My Key Points in my Case
-No half decent fit into a variant
-GAD65 and 14 other paraneoplastic antibodies (without detectable cancer) in the blood AND CSF
-No response to oral medications/benzos, but respond to IV diazepam
-No other conditions to explain the GAD and the other antibodies other than SPS or a form of cancer
Pretty humbling hearing that from someone who has treated several patients across the spectrum. I hope someone writes a case report on me to help other undiagnosed patients and the physicians treating them.
Regardless, the treatment is the same. I'm still digesting it and my parents and I have a lot of things to consider in coming weeks.
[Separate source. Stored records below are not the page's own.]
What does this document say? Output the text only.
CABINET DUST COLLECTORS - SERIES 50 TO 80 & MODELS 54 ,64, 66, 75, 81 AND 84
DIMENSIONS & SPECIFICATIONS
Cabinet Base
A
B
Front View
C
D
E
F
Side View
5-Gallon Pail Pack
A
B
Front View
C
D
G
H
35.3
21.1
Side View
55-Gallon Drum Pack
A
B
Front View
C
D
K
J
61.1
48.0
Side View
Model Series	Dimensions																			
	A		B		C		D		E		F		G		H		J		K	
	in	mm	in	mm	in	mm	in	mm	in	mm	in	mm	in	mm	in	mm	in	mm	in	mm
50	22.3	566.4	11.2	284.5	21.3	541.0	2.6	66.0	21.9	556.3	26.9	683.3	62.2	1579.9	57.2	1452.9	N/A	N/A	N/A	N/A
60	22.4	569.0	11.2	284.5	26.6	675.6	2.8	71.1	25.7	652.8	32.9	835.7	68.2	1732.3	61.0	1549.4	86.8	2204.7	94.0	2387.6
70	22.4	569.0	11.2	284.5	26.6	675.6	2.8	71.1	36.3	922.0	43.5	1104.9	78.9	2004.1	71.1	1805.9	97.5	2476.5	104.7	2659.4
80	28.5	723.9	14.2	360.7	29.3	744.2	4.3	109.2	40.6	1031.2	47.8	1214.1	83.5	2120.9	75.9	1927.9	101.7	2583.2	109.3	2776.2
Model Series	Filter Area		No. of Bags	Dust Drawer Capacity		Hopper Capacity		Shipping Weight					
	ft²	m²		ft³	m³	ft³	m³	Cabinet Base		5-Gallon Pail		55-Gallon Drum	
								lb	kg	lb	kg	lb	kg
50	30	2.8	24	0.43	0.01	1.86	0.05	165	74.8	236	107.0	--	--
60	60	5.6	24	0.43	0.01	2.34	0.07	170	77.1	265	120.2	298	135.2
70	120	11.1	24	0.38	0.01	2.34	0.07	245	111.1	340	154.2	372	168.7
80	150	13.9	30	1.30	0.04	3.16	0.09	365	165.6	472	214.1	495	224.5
First line treatment is muscle relaxers and high dose benzos (which I failed), high dose steroids (also failed), PT (not possible with my feet contracted at the moment), IVIG (second line treatment) which worked for a while and then stopped, plasmapheresis (also a second line treatment), rituxmab (an immunosuppressant that destroyed the "factories" where the bad antibodies are made, would be third line, chemo agent would be fourth line wipe out my immune system.
The UH Cleveland neurologist I saw today and the NJ neurologist from a few weeks ago each agreed to work with a Pittsburgh neurologist to actually do the treatments, in a large part because of insurance constraints. I have two amazing neurologists and I really hope that the local neuro is willing to work with them!
Here's the limbo part. I need bilateral Vortex ports to do plasmapheresis. However, after my scary reaction to the trauma to my body was plain dangerous and I couldn't get someone to help for 14-16 hours. But, plasmapheresis works arguably 6 times faster than IV with no side effects.
Because IVIG wore off, some my neurologists are not overwhelmingly positive to work again, or so they say.
They both have their pros and cons. I'm personally not a fan of having to wait at least an additional 6 months in the wheelchair. I'm tired of all of this and I just want to move on with my life and flat feet.
I know what I want, but if my parents aren't on board, I can't go against my parents especially because they are insuring me. Therefore, I'm torn, frustrated, and wondering why UPMC neurologists are incapable of staying in communication with their patients. I do not trust this UPMC neurologist as much as I really need to, but what are my options? I need treatment, in state, in network to get it covered.
That's enough from me for now. I wish I knew what I am up against, but I haven't found any other "unicorns" like me in case studies. According to the doctors, they don't exist.
I really do feel like I'm on an island by myself. No case reports similar to me, doctors guessing, and the lack of agreement regarding treatment for me within the family. I feel like I should get to make the decision after the doctors present the options to me, but I'm not. I guess no one will understand me and my logic, expect for someone like me.